Anti-Müllerian Hormone Ameliorates Uterine DNA Damage Response and Prevents Pregnancy Complications in Doxorubicin-Treated Mice†.
Ngoc Minh Phuong Nguyen, Alana M Mermin-Bunnell, Karine Mattos, Josephine Cleverdon, Motohiro Kano, Maeva Chauvin, Philippe Godin, Aki Kashiwagi, Thy Duong, Nicholas Nagykery, Patricia K Donahoe, Marie-Charlotte Meinsohn, David Pepin
Abstract
Open AccessAnti-Müllerian hormone (AMH) is a promising fertoprotective agent, demonstrating a particularly strong efficacy against doxorubicin (DOX)-induced ovarian toxicity. However, the impact of chemotherapy on the uterus, and the potential benefits of AMH in this context, remain poorly understood. In this study, we characterized DOX-induced uterine damage and assessed the fertoprotective effect of AMH co-treatment in mice. Acutely, DOX treatment caused the accumulation of DNA damage in multiple uterine cell types, including the myometrium, as evidenced by both increased γ-H2AX staining and upregulation of Cdkn1a, Trp53 and other downstream Trp53 pathway targets both at mRNA and protein levels. AMH co-treatment counteracted these effects by reducing γ-H2AX-positive DNA damage accumulation as well as suppressing Trp53 and Trp53 pathway activation.

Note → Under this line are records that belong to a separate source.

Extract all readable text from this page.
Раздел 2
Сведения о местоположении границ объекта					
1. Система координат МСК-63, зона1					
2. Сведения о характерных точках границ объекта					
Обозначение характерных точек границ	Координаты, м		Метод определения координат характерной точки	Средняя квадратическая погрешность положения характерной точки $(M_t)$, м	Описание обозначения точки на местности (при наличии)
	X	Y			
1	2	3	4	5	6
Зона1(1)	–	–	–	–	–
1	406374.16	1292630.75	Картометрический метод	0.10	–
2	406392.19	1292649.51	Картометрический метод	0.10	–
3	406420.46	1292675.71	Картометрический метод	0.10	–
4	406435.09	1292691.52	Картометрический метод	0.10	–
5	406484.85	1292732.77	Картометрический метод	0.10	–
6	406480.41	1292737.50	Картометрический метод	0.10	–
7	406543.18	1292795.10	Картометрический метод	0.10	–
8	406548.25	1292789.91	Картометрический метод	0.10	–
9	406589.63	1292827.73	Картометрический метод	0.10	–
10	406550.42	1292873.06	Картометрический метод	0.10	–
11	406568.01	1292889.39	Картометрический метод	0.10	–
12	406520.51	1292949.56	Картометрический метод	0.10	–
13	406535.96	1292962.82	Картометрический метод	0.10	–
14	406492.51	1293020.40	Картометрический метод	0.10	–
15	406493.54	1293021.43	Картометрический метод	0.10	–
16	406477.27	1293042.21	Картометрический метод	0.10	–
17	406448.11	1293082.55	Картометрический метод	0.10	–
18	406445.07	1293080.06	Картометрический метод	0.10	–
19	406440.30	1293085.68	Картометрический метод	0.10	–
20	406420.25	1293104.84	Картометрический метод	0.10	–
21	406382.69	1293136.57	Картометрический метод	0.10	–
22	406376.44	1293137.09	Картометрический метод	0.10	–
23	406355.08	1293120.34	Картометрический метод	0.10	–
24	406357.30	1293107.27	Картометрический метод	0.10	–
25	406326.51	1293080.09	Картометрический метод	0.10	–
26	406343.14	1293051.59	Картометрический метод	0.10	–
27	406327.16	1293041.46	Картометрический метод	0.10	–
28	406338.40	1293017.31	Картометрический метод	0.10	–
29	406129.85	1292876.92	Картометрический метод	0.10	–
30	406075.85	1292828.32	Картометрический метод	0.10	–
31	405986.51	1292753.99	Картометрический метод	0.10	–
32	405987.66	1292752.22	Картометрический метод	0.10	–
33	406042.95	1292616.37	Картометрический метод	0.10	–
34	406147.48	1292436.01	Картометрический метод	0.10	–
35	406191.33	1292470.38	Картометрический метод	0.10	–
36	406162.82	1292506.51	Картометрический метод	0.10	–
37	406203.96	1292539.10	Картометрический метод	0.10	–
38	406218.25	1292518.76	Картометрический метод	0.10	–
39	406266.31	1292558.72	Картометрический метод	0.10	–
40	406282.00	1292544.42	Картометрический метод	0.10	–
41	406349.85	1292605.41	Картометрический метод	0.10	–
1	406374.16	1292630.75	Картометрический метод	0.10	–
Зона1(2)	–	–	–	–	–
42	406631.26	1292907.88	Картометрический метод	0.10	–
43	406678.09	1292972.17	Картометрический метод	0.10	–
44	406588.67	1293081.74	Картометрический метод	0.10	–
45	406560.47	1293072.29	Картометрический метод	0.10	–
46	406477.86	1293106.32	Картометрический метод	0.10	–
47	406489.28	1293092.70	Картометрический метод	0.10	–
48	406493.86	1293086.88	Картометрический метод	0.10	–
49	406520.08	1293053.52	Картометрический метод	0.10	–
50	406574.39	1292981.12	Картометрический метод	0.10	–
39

Furthermore, AMH co-treatment significantly reduced the incidence of DOX-induced labor dystocia, a complication of parturition, in pregnancies following chemotherapy treatment. These findings suggest that, in addition to ovarian protection, AMH may have benefits in preserving myometrial integrity and long-term uterine function following chemotherapy, further supporting its therapeutic potential for fertility preservation in cancer patients receiving chemotherapy.